Surtout, l’auteur a tenu à mettre en exergue le combat des femmes, à travers leur rôle et leur engagement dans cette guerre atroce. Il met aussi en relief la prise de conscience précoce de beaucoup d’entre elles, ces femmes ayant pris part au combat libérateur spontanément, chacune à sa façon. a ces femmes qui se sont battues en silence, il donne enfin la parole et c’est tout à son honneur.
«En particulier la moudjahida Asma Ouerdia qui, malgré son âge avancé, a bien voulu mettre à ma disposition ses souvenirs et répondre à toutes mes questions concernant les événements de la guerre qu’elle a vécus avec ses compagnons.» (Remerciements de l’auteur). C’est donc à partir du parcours de cette moudjahida que Si Hadj Mohand Abdenour est allé vers d’autres profils de femmes et d’hommes, mettant en lumière des faits d’armes et de résistance ou simplement des scènes de la vie quotidienne des combattants et des familles confrontées à l’armée coloniale. Asma Ouerdia raconte, en toute humilité, ces années terribles où, souvent, on n’avait d’autre choix que de se battre ou mourir. Très jeune, elle a alors risqué sa vie en s’impliquant dans la guerre. Ici, son témoignage autobiographique (écrit parfois à la première personne) va ainsi alterner avec d’autres destins, avec des séquences kaléidoscopiques et mouvementées par lesquelles l’auteur revisite la mémoire individuelle et collective. Grâce à quoi, le lecteur découvre énormément d’informations factuelles (actes de guerre, actes d’héroïsme, rapports sociaux, rapports personnels, torture, violence, cruauté, exécutions sommaires...) et il commence à se passionner pour l’histoire d’Asma Ouerdia et les siens. Une histoire authentique.
Nous sommes à Redjaouna, en 1956. Le village surplombe la ville de Tizi-Ouzou et il est un haut lieu de la lutte armée. «Elle se nomme Ouerdia dite Ourida, épouse Asma Mokrane. Elle est née à Tizi Ouzou, le 5 mai 1933, rue des Frères Meriem, au sein de la famille Bellahcène, originaire du village Ichikar (Makouda).
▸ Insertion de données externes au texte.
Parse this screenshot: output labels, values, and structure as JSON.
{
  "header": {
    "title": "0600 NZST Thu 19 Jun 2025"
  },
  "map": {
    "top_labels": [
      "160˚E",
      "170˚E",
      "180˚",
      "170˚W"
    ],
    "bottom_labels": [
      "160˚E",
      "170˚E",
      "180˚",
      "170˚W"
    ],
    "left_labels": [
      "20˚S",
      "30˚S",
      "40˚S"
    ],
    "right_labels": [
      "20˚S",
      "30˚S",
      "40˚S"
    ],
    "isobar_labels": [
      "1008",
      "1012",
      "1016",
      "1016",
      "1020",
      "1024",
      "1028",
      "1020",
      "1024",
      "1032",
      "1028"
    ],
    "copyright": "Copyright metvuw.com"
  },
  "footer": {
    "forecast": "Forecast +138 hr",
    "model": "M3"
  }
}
Elle épousera Mokrane le 16 février 1952 alors qu’elle n’avait que 18 ans. Les deux époux s’installeront au village de Redjaouna...» Des noms, des dates, des événements : l’auteur n’omet aucun détail et cherche à donner le plus de précisions possibles sur le cadre où se déroule cette histoire, sur ce qu’il y a en dehors du décor, sur les personnages qui commencent à entrer en scène et sur leurs motivations.
Asma Ouerdia fait partie d’une famille de révolutionnaires de la première heure. «Son domicile d’Imaghissen de Redjaouna servira de refuge avec abri et d’infirmerie pour les maquisards, où intervenait régulièrement le Dr Yahia Salhi en qualité de médecin de l’ALN pour soigner les blessés dans la clandestinité. Ouerdia avait la responsabilité des entrées et sorties de cet abri devenu, selon les propres termes d’un capitaine de l’armée française, ‘’un repaire de terroristes’’, dont les têtes seront mises à prix.»  Parmi ces «terroristes», des femmes chargées du renseignement et des liaisons au sein de l’ALN (dont Azouz Cherifa et Bellahcène Zahia).
Il y a aussi tous ces valeureux combattants de la Révolution a qui le livre rend hommage : Si Mokrane, Ahmed Dekli, les Frères Meriem, Ahmed Lamali, Aït Amar Ramdane, Hocine Mostefaoui et tant d’autres.
Hocine Tamou

Ces femmes qui ont combattu la France, édition à compte d’auteur, année 2017, 152 pages.